13. Do You Work on Any Projects in Your Spare Time?
You're looking for a candidate who lives and breathes tech, not just someone who will clock in, cross each task off their list, and leave.
Asking questions about projects is a way of assessing passion, as well as a chance to learn about technical skills in the development stage that may benefit you in the long run on company projects.
14. What Are the Advantages and Disadvantages of Working in an Agile Environment?
Agile is currently the most popular Software Development Life Cycle (SDLC) method in IT. That means lots of meetings, lots of feedback, and demand for smooth communication on all projects.

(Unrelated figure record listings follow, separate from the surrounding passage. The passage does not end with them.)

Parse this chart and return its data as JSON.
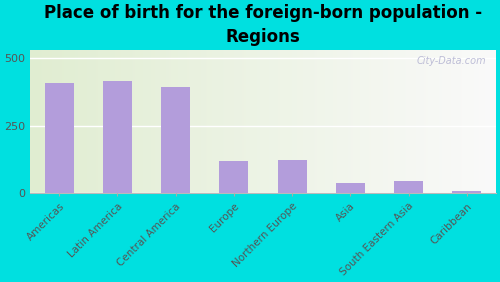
{
  "categories": [
    "Americas",
    "Latin America",
    "Central America",
    "Europe",
    "Northern Europe",
    "Asia",
    "South Eastern Asia",
    "Caribbean"
  ],
  "values": [
    410,
    415,
    395,
    120,
    125,
    40,
    45,
    8
  ],
  "bar_color": "#b39ddb",
  "background_outer": "#00e0e0",
  "title": "Place of birth for the foreign-born population -\nRegions",
  "title_fontsize": 12,
  "yticks": [
    0,
    250,
    500
  ],
  "ylim": [
    0,
    530
  ],
  "watermark": "City-Data.com"
}
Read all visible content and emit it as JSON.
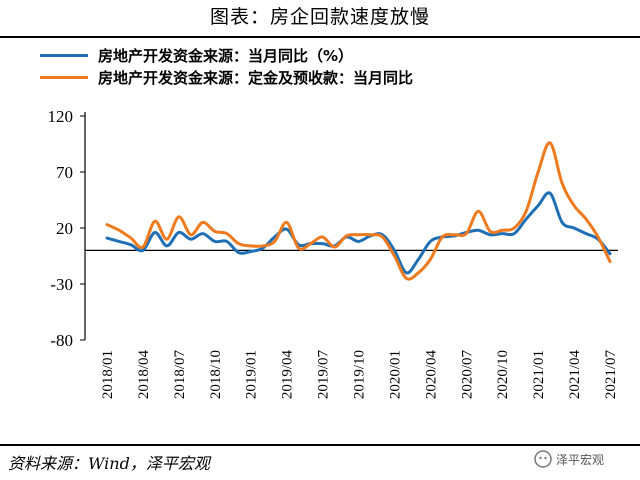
{
  "title": "图表：房企回款速度放慢",
  "source": "资料来源：Wind，泽平宏观",
  "watermark": "泽平宏观",
  "colors": {
    "series1": "#1F6FB4",
    "series2": "#EE7A1D"
  },
  "chart_data": {
    "type": "line",
    "grid": false,
    "legend_position": "top",
    "ylim": [
      -80,
      120
    ],
    "yticks": [
      120,
      70,
      20,
      -30,
      -80
    ],
    "x": [
      "2018/01",
      "2018/02",
      "2018/03",
      "2018/04",
      "2018/05",
      "2018/06",
      "2018/07",
      "2018/08",
      "2018/09",
      "2018/10",
      "2018/11",
      "2018/12",
      "2019/01",
      "2019/02",
      "2019/03",
      "2019/04",
      "2019/05",
      "2019/06",
      "2019/07",
      "2019/08",
      "2019/09",
      "2019/10",
      "2019/11",
      "2019/12",
      "2020/01",
      "2020/02",
      "2020/03",
      "2020/04",
      "2020/05",
      "2020/06",
      "2020/07",
      "2020/08",
      "2020/09",
      "2020/10",
      "2020/11",
      "2020/12",
      "2021/01",
      "2021/02",
      "2021/03",
      "2021/04",
      "2021/05",
      "2021/06",
      "2021/07"
    ],
    "xtick_labels": [
      "2018/01",
      "2018/04",
      "2018/07",
      "2018/10",
      "2019/01",
      "2019/04",
      "2019/07",
      "2019/10",
      "2020/01",
      "2020/04",
      "2020/07",
      "2020/10",
      "2021/01",
      "2021/04",
      "2021/07"
    ],
    "series": [
      {
        "name": "房地产开发资金来源：当月同比（%）",
        "values": [
          11,
          8,
          5,
          0,
          16,
          4,
          16,
          10,
          15,
          8,
          8,
          -2,
          -1,
          2,
          12,
          19,
          5,
          6,
          6,
          4,
          12,
          8,
          13,
          14,
          0,
          -20,
          -8,
          8,
          12,
          13,
          16,
          18,
          14,
          15,
          15,
          28,
          40,
          51,
          25,
          20,
          15,
          10,
          -3
        ]
      },
      {
        "name": "房地产开发资金来源：定金及预收款：当月同比",
        "values": [
          23,
          18,
          11,
          3,
          26,
          10,
          30,
          14,
          25,
          17,
          15,
          6,
          4,
          4,
          8,
          25,
          2,
          6,
          12,
          3,
          13,
          14,
          14,
          12,
          -5,
          -25,
          -20,
          -8,
          12,
          14,
          15,
          35,
          17,
          18,
          20,
          35,
          70,
          96,
          60,
          40,
          28,
          12,
          -10
        ]
      }
    ]
  }
}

But the method is highly malleable and open to change. This is a great tech interview question for a second or third interview. Don't just ask it as a question. Strike up a conversation around Agile to get a sense of the candidate's attitude toward communication and collaboration.
15. What are the Strengths and Weaknesses of Remote Work?

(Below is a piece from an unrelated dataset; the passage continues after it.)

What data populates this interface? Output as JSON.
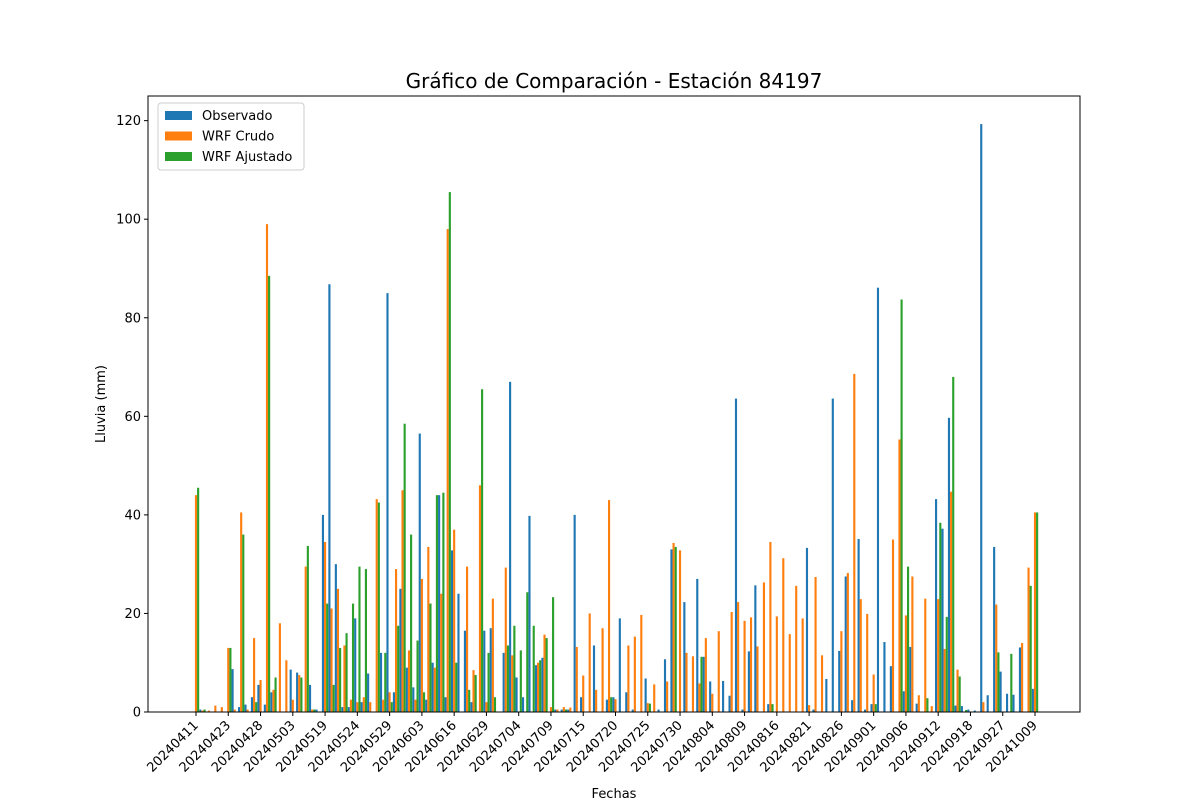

Since 2005, the number of people who telecommute, or work from home, has increased 140%. It's simply a matter of course in the times we live in.
Some projects will allow for remote work, and some projects require on-hand collaboration. Assess the prospective employee's experience with remote work to see if they're ready to take it on as needed.
16. How Would You Manage Work/Life Balance if We Asked You To Work From Home?
Ensure you've got someone on your hands who won't under-deliver or fall apart under the strange strain of remote projects.
No one can be expected to be hyper-productive right hours a day, even while at the office. But remote work can actually be used to your advantage. It cuts costs, and you'll find many actually work better without having to wake up three hours earlier to commute.
17. What's the Biggest Issue Facing the Tech Industry Today?
A nice follow-up to the softball of asking about where they get industry news, this interview question gets at whether they put all that reading and thinking to good use.
Are they a passive information sponge, or does their problem-solving brain come alive when considering tech's existential dilemmas? You want someone who views problems as projects.
18. What Technological Advances Do You Think Will Impact Your Position Most, and Why?
The industry might be robust and lucrative, but its jobs aren't always stable. A group of software engineers making 100k one month might be in the unemployment line the following month with how fast technology develops. No matter their skills.
Quiz the prospective employee's big-picture grasp of industry trends with valuable tech interview questions like these. Someone who can see problems coming — and has workaround solutions in mind — is someone worth bringing on.
19. How Does The Internet Work?
Another case of the simplest tech interview questions being the best. Maybe they can create a blueprint of the company's entire data management system, but can they tell you how Wi-Fi works?
This is the tech version of “knowing where your cow comes from.” Don't bring someone on to handle the high-level stuff who can't explain the basics.
20. What Questions do You Have for Us?
This question is for you, too. It's a great sign when candidates prepare proactive questions to reverse the interview process. It shows they're engaged in their job search, that they're passionate and career-oriented, not just looking for their next paycheck.